User Roles: To Configure Roles for Four Access Tiers

In the following activity, you will learn how to create user roles and specify access rights to system objects for the roles.

Attention:
This activity is based on the U100 dataset. If you are using another dataset, or if any system settings have been changed in U100, these changes can affect the workflow of the activity and the results of the processing. To avoid any issues, restore the U100 dataset to its initial state.

Story

Suppose that the SweetLife Fruits & Jams company has purchased an MYOB Acumatica subscription in MYOB Acumatica Business Cloud. The instance has been installed by SaaS engineers, and a basic company configuration has been performed. The company has decided to have four access tiers:

  • Configurator: Roles from this tier give access to only the configuration settings of a functional area.
  • Manager: Roles from this tier allow users to work with the entities, inquiries, and reports of a functional area without any restrictions and view configuration settings.
  • Clerk: Roles from this tier allow users to only add new records and edit record details within a functional area.
  • Auditor: Roles from this tier allow users to only view records, inquiries, and reports associated with a functional area.

You, as a system administrator, have decided to start implementation of the tiers with the general ledger functional area, and you will define one role for each tier. By default, the forms related to this area are grouped under the Finance workspace.

Process Overview

To configure roles for four access tiers within the general ledger functional area, you will first prepare a spreadsheet with the list of forms of the functional area, and mark the category of each form to understand what this form is used for—configuration, data entry, processing, or reporting. Then you will add roles to the list and indicate the restriction level for each role against the form. For this activity, you will use the GL_4Tier_Access spreadsheet, which was prepared to these specifications.

Attention:
The GL_4Tier_Access spreadsheet contains a limited set of the forms related to the general ledger functional area and can be used for training purposes only.

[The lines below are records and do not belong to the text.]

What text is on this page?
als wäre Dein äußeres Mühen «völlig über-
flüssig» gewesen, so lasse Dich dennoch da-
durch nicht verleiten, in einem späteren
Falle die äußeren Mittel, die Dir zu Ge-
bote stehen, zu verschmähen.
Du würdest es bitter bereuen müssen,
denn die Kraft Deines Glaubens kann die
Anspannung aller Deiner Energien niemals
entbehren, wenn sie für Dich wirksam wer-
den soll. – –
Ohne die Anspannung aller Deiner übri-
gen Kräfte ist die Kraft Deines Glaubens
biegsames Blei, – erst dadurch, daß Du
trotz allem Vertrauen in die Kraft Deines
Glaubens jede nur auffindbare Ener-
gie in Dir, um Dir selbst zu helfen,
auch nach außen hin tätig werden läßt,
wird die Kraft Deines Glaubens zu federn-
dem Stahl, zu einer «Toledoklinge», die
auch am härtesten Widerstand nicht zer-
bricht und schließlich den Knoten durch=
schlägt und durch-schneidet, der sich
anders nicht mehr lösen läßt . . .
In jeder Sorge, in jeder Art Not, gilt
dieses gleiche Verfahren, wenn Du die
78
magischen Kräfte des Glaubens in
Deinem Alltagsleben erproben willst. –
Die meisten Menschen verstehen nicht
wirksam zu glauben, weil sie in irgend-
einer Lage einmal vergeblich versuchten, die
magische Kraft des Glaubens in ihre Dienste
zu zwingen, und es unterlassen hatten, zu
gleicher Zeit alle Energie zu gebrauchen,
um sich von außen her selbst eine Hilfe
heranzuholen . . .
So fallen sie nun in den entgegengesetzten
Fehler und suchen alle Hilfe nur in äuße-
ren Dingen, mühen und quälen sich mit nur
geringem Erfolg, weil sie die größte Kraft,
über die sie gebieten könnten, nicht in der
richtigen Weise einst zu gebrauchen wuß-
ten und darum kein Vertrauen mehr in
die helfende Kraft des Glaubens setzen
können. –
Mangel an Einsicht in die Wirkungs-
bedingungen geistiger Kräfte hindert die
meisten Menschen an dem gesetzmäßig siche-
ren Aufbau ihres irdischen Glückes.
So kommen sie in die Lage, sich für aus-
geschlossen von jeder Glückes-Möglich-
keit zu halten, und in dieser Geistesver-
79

With the spreadsheet prepared, you will use the User Roles (SM201005) form to create four roles. You will use the AA prefix for the roles to have them at the top of the list, combined with _GL to indicate the functional area.

With the roles created, you will use the Access Rights by Screen (SM201020) form to set up the access rights to multiple system objects for multiple roles.

System Preparation

Launch the MYOB Acumatica website, and sign in to a company with the U100 dataset preloaded. You should sign in as a system administrator, by using the gibbs username and the 123 password.

Step 1: Creating Roles

To create the needed roles in the system, do the following:

  1. On the User Roles (SM201005) form, add a new record.
  2. In the Role Name box, type AA_GL_Configurator.
  3. In the Role Description box, type Role to access GL configuration settings.
  4. On the form toolbar, click Save.
  5. By repeating the actions performed in the previous instructions, add three more roles with the information from the following table.
    Name Description
    AA_GL_Manager Role for working with GL entities and viewing settings
    AA_GL_Clerk Role for entering and editing records
    AA_GL_Auditor Role for viewing records and reports

Step 2: Granting Access to All Forms of a Workspace

To specify the access rights to multiple roles, do the following:

  1. Open the Access Rights by Screen (SM201020) form.
  2. In the left pane of the form, select the Finance node.
  3. In the right pane, locate the four roles you have created. Notice that the roles have the Revoked access rights for all forms within the workspace, as all newly created roles do.
  4. In the right pane, for the AA_GL_Manager role, in the Access Rights column, select the Granted option. This role is planned to have the highest access level to most forms. To save time, you will grant access to all the forms of the workspace at once.
  5. On the form toolbar, click Save.

Step 3: Modifying Access to a Form

To modify the roles’ restriction levels for a form, do the following:

  1. While remaining on the Access Rights by Screen (SM201020) form, in the left pane, expand the Finance node to access the list of the forms, and select the first form, Account by Period (GL402000), in the list.
  2. In the right pane, for the AA_GL_Auditor role, in the Access Rights column, select View Only. (According to the GL_4Tier_Access spreadsheet, this is the restriction level this role should have for this form.)
  3. Verify that the other three roles have the restriction levels planned in the spreadsheet, which are the following:
    • AA_GL_Configurator: Revoked
    • AA_GL_Manager: Delete
    • AA_GL_Clerk: Revoked
  4. On the form toolbar, click Save.
  5. By performing similar actions, modify the access rights for the rest of the forms according to the GL_4Tier_Access spreadsheet.

You have created and configured roles for four access tiers within the general ledger functional area.